Mozilla patched a high risk vulnerability (CVE-2020-26950) that impacts Mozilla Thunderbird, Firefox and Firefox ESR. The issue is a use-after-free flaw which stems from use-after-free error when processing HTML content, caused by MCallGetProperty opcode write side effects. A remote attacker can create a specially crafted web page, trick the victim into opening it, trigger a use-after-free error and execute arbitrary code on the system and thus compromise the system.
Adobe issued patches covering multiple vulnerabilities in Reader for Android and Adobe Connect. The Adobe Reader Mobile vulnerability (CVE-2020-24441) allows a remote attacker can bypass implemented security restrictions and gain unauthorized access to sensitive information. Two bugs in Adobe Connect, tracked as CVE-2020-24442 and CVE-2020-24443 could be exploited by a remote attacker to perform cross-site scripting (XSS) attacks and steal sensitive data.

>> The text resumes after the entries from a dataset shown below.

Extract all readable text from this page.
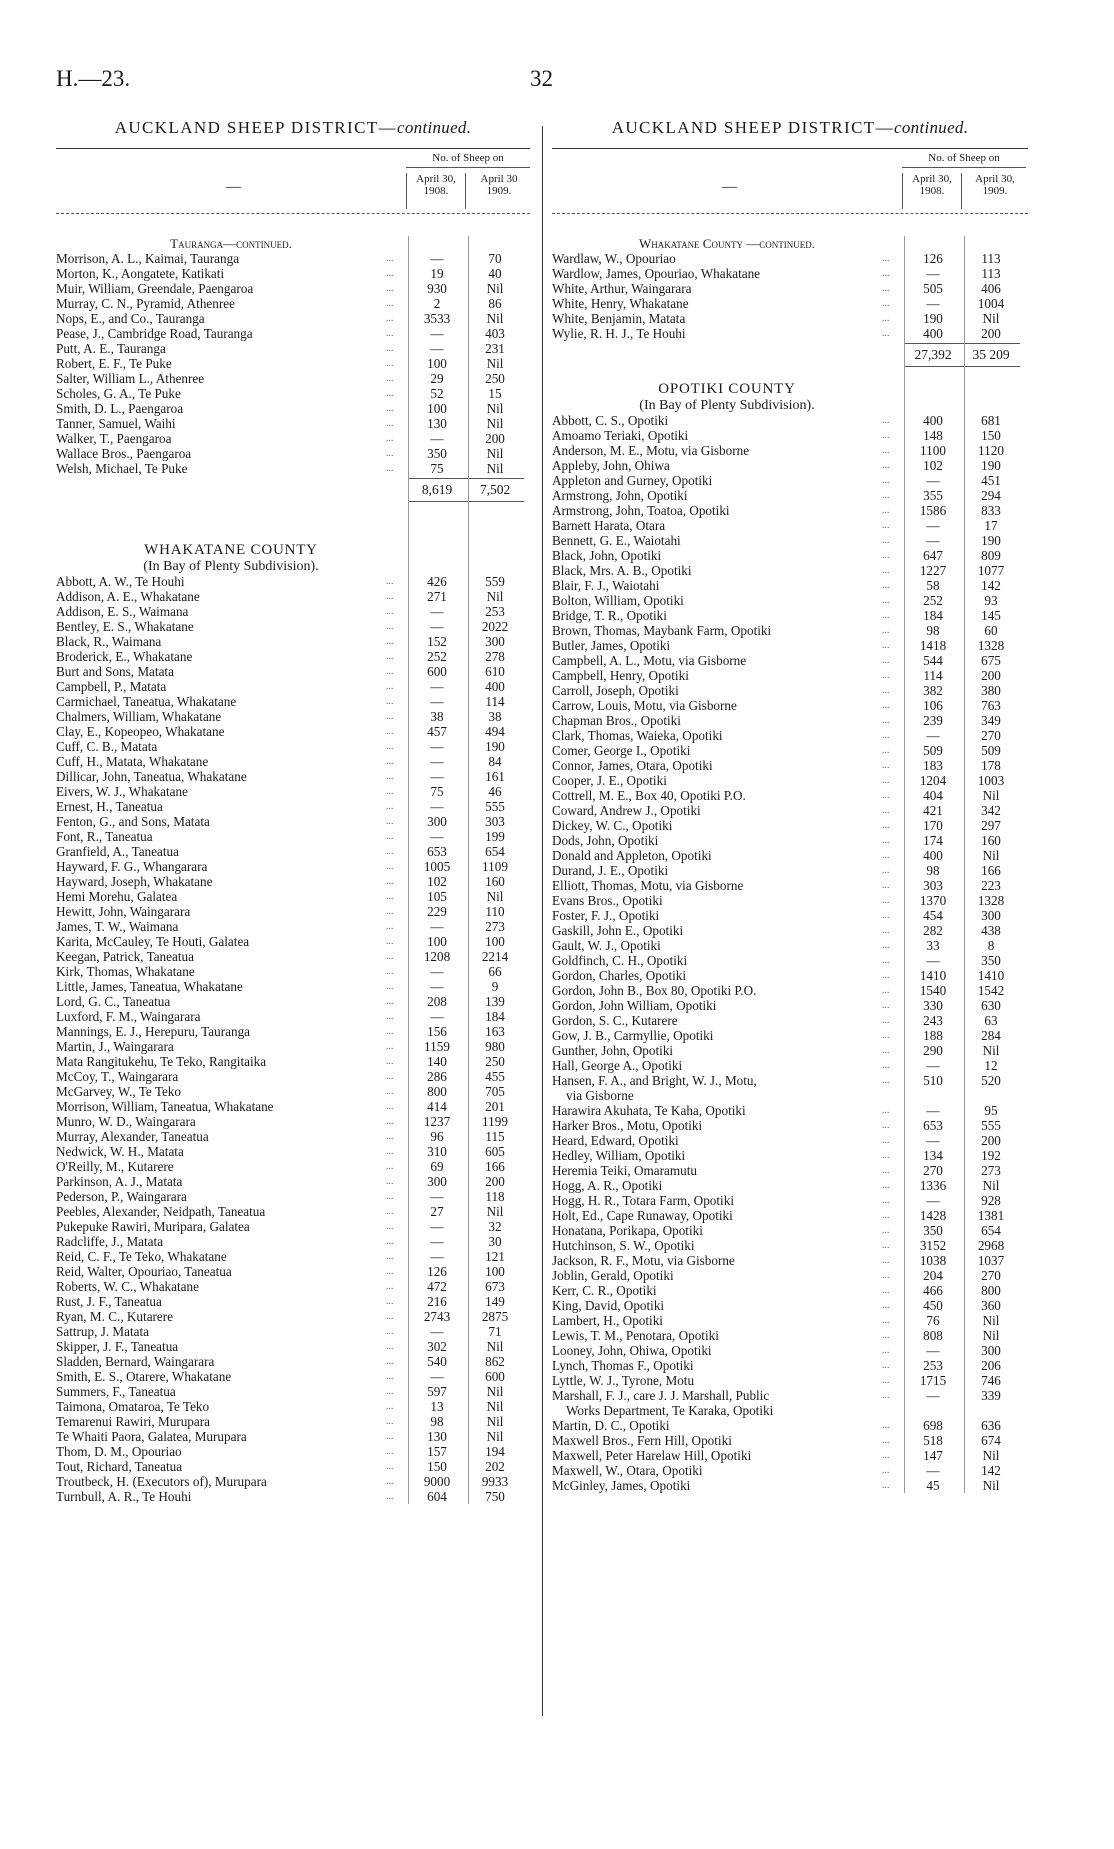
H.—23.	32
AUCKLAND SHEEP DISTRICT—continued.
—
No. of Sheep on
April 30,
1908.
April 30
1909.
Tauranga—continued.
Morrison, A. L., Kaimai, Tauranga	...	—	70
Morton, K., Aongatete, Katikati	...	19	40
Muir, William, Greendale, Paengaroa	...	930	Nil
Murray, C. N., Pyramid, Athenree	...	2	86
Nops, E., and Co., Tauranga	...	3533	Nil
Pease, J., Cambridge Road, Tauranga	...	—	403
Putt, A. E., Tauranga	...	—	231
Robert, E. F., Te Puke	...	100	Nil
Salter, William L., Athenree	...	29	250
Scholes, G. A., Te Puke	...	52	15
Smith, D. L., Paengaroa	...	100	Nil
Tanner, Samuel, Waihi	...	130	Nil
Walker, T., Paengaroa	...	—	200
Wallace Bros., Paengaroa	...	350	Nil
Welsh, Michael, Te Puke	...	75	Nil
8,619	7,502
WHAKATANE COUNTY
(In Bay of Plenty Subdivision).
Abbott, A. W., Te Houhi	...	426	559
Addison, A. E., Whakatane	...	271	Nil
Addison, E. S., Waimana	...	—	253
Bentley, E. S., Whakatane	...	—	2022
Black, R., Waimana	...	152	300
Broderick, E., Whakatane	...	252	278
Burt and Sons, Matata	...	600	610
Campbell, P., Matata	...	—	400
Carmichael, Taneatua, Whakatane	...	—	114
Chalmers, William, Whakatane	...	38	38
Clay, E., Kopeopeo, Whakatane	...	457	494
Cuff, C. B., Matata	...	—	190
Cuff, H., Matata, Whakatane	...	—	84
Dillicar, John, Taneatua, Whakatane	...	—	161
Eivers, W. J., Whakatane	...	75	46
Ernest, H., Taneatua	...	—	555
Fenton, G., and Sons, Matata	...	300	303
Font, R., Taneatua	...	—	199
Granfield, A., Taneatua	...	653	654
Hayward, F. G., Whangarara	...	1005	1109
Hayward, Joseph, Whakatane	...	102	160
Hemi Morehu, Galatea	...	105	Nil
Hewitt, John, Waingarara	...	229	110
James, T. W., Waimana	...	—	273
Karita, McCauley, Te Houti, Galatea	...	100	100
Keegan, Patrick, Taneatua	...	1208	2214
Kirk, Thomas, Whakatane	...	—	66
Little, James, Taneatua, Whakatane	...	—	9
Lord, G. C., Taneatua	...	208	139
Luxford, F. M., Waingarara	...	—	184
Mannings, E. J., Herepuru, Tauranga	...	156	163
Martin, J., Waingarara	...	1159	980
Mata Rangitukehu, Te Teko, Rangitaika	...	140	250
McCoy, T., Waingarara	...	286	455
McGarvey, W., Te Teko	...	800	705
Morrison, William, Taneatua, Whakatane	...	414	201
Munro, W. D., Waingarara	...	1237	1199
Murray, Alexander, Taneatua	...	96	115
Nedwick, W. H., Matata	...	310	605
O'Reilly, M., Kutarere	...	69	166
Parkinson, A. J., Matata	...	300	200
Pederson, P., Waingarara	...	—	118
Peebles, Alexander, Neidpath, Taneatua	...	27	Nil
Pukepuke Rawiri, Muripara, Galatea	...	—	32
Radcliffe, J., Matata	...	—	30
Reid, C. F., Te Teko, Whakatane	...	—	121
Reid, Walter, Opouriao, Taneatua	...	126	100
Roberts, W. C., Whakatane	...	472	673
Rust, J. F., Taneatua	...	216	149
Ryan, M. C., Kutarere	...	2743	2875
Sattrup, J. Matata	...	—	71
Skipper, J. F., Taneatua	...	302	Nil
Sladden, Bernard, Waingarara	...	540	862
Smith, E. S., Otarere, Whakatane	...	—	600
Summers, F., Taneatua	...	597	Nil
Taimona, Omataroa, Te Teko	...	13	Nil
Temarenui Rawiri, Murupara	...	98	Nil
Te Whaiti Paora, Galatea, Murupara	...	130	Nil
Thom, D. M., Opouriao	...	157	194
Tout, Richard, Taneatua	...	150	202
Troutbeck, H. (Executors of), Murupara	...	9000	9933
Turnbull, A. R., Te Houhi	...	604	750
AUCKLAND SHEEP DISTRICT—continued.
—
No. of Sheep on
April 30,
1908.
April 30,
1909.
Whakatane County —continued.
Wardlaw, W., Opouriao	...	126	113
Wardlow, James, Opouriao, Whakatane	...	—	113
White, Arthur, Waingarara	...	505	406
White, Henry, Whakatane	...	—	1004
White, Benjamin, Matata	...	190	Nil
Wylie, R. H. J., Te Houhi	...	400	200
27,392	35 209
OPOTIKI COUNTY
(In Bay of Plenty Subdivision).
Abbott, C. S., Opotiki	...	400	681
Amoamo Teriaki, Opotiki	...	148	150
Anderson, M. E., Motu, via Gisborne	...	1100	1120
Appleby, John, Ohiwa	...	102	190
Appleton and Gurney, Opotiki	...	—	451
Armstrong, John, Opotiki	...	355	294
Armstrong, John, Toatoa, Opotiki	...	1586	833
Barnett Harata, Otara	...	—	17
Bennett, G. E., Waiotahi	...	—	190
Black, John, Opotiki	...	647	809
Black, Mrs. A. B., Opotiki	...	1227	1077
Blair, F. J., Waiotahi	...	58	142
Bolton, William, Opotiki	...	252	93
Bridge, T. R., Opotiki	...	184	145
Brown, Thomas, Maybank Farm, Opotiki	...	98	60
Butler, James, Opotiki	...	1418	1328
Campbell, A. L., Motu, via Gisborne	...	544	675
Campbell, Henry, Opotiki	...	114	200
Carroll, Joseph, Opotiki	...	382	380
Carrow, Louis, Motu, via Gisborne	...	106	763
Chapman Bros., Opotiki	...	239	349
Clark, Thomas, Waieka, Opotiki	...	—	270
Comer, George I., Opotiki	...	509	509
Connor, James, Otara, Opotiki	...	183	178
Cooper, J. E., Opotiki	...	1204	1003
Cottrell, M. E., Box 40, Opotiki P.O.	...	404	Nil
Coward, Andrew J., Opotiki	...	421	342
Dickey, W. C., Opotiki	...	170	297
Dods, John, Opotiki	...	174	160
Donald and Appleton, Opotiki	...	400	Nil
Durand, J. E., Opotiki	...	98	166
Elliott, Thomas, Motu, via Gisborne	...	303	223
Evans Bros., Opotiki	...	1370	1328
Foster, F. J., Opotiki	...	454	300
Gaskill, John E., Opotiki	...	282	438
Gault, W. J., Opotiki	...	33	8
Goldfinch, C. H., Opotiki	...	—	350
Gordon, Charles, Opotiki	...	1410	1410
Gordon, John B., Box 80, Opotiki P.O.	...	1540	1542
Gordon, John William, Opotiki	...	330	630
Gordon, S. C., Kutarere	...	243	63
Gow, J. B., Carmyllie, Opotiki	...	188	284
Gunther, John, Opotiki	...	290	Nil
Hall, George A., Opotiki	...	—	12
Hansen, F. A., and Bright, W. J., Motu,	...	510	520
via Gisborne
Harawira Akuhata, Te Kaha, Opotiki	...	—	95
Harker Bros., Motu, Opotiki	...	653	555
Heard, Edward, Opotiki	...	—	200
Hedley, William, Opotiki	...	134	192
Heremia Teiki, Omaramutu	...	270	273
Hogg, A. R., Opotiki	...	1336	Nil
Hogg, H. R., Totara Farm, Opotiki	...	—	928
Holt, Ed., Cape Runaway, Opotiki	...	1428	1381
Honatana, Porikapa, Opotiki	...	350	654
Hutchinson, S. W., Opotiki	...	3152	2968
Jackson, R. F., Motu, via Gisborne	...	1038	1037
Joblin, Gerald, Opotiki	...	204	270
Kerr, C. R., Opotiki	...	466	800
King, David, Opotiki	...	450	360
Lambert, H., Opotiki	...	76	Nil
Lewis, T. M., Penotara, Opotiki	...	808	Nil
Looney, John, Ohiwa, Opotiki	...	—	300
Lynch, Thomas F., Opotiki	...	253	206
Lyttle, W. J., Tyrone, Motu	...	1715	746
Marshall, F. J., care J. J. Marshall, Public	...	—	339
Works Department, Te Karaka, Opotiki
Martin, D. C., Opotiki	...	698	636
Maxwell Bros., Fern Hill, Opotiki	...	518	674
Maxwell, Peter Harelaw Hill, Opotiki	...	147	Nil
Maxwell, W., Otara, Opotiki	...	—	142
McGinley, James, Opotiki	...	45	Nil
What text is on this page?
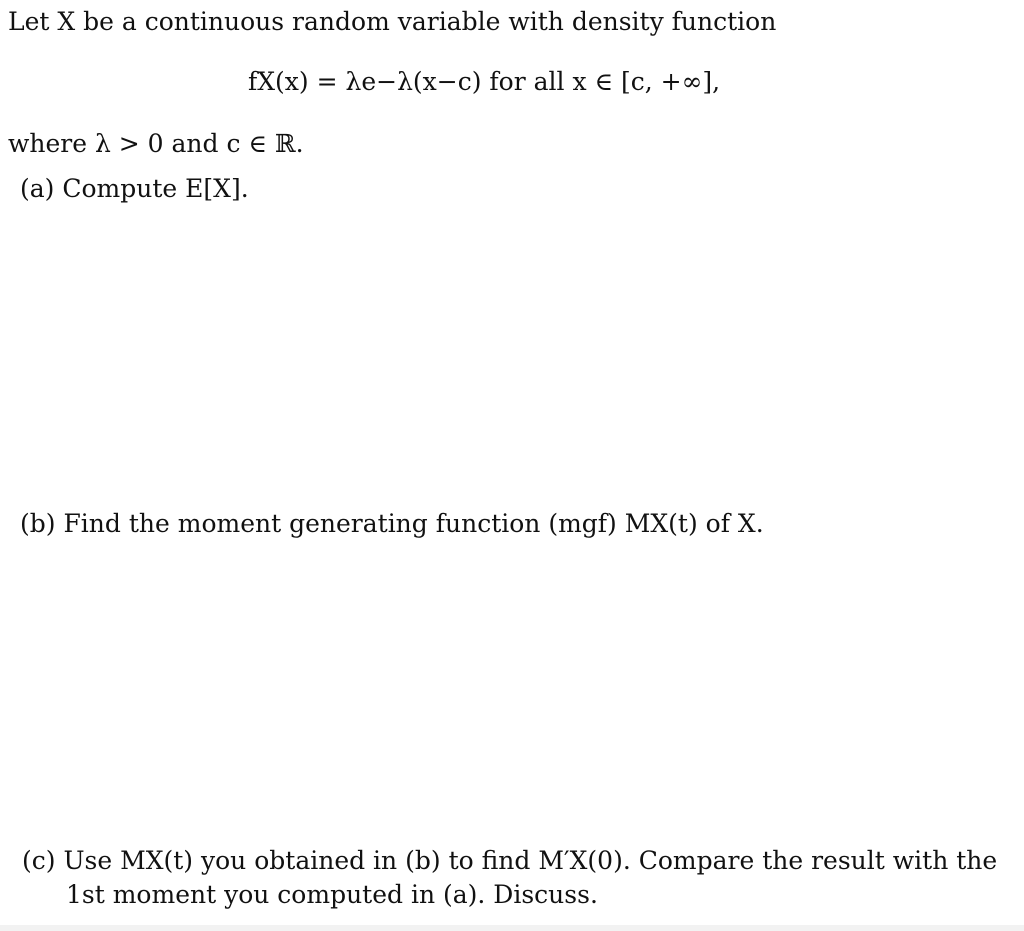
Let X be a continuous random variable with density function
fX(x) = λe−λ(x−c) for all x ∈ [c, +∞],
where λ > 0 and c ∈ ℝ.
(a) Compute E[X].
(b) Find the moment generating function (mgf) MX(t) of X.
(c) Use MX(t) you obtained in (b) to find M′X(0). Compare the result with the
1st moment you computed in (a). Discuss.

SaltStack infrastructure automation software contains three vulnerabilities, one of which (CVE-2020-25592) is a high risk bug that allows a remote attacker to bypass authentication process and take over the system. Two other flaws are considered not so dangerous (CVE-2020-17490, CVE-2020-16846) though they can be used to elevate privileges on the system or execute arbitrary shell commands. It should be noted that public exploits for CVE-2020-25592 and CVE-2020-16846 are available.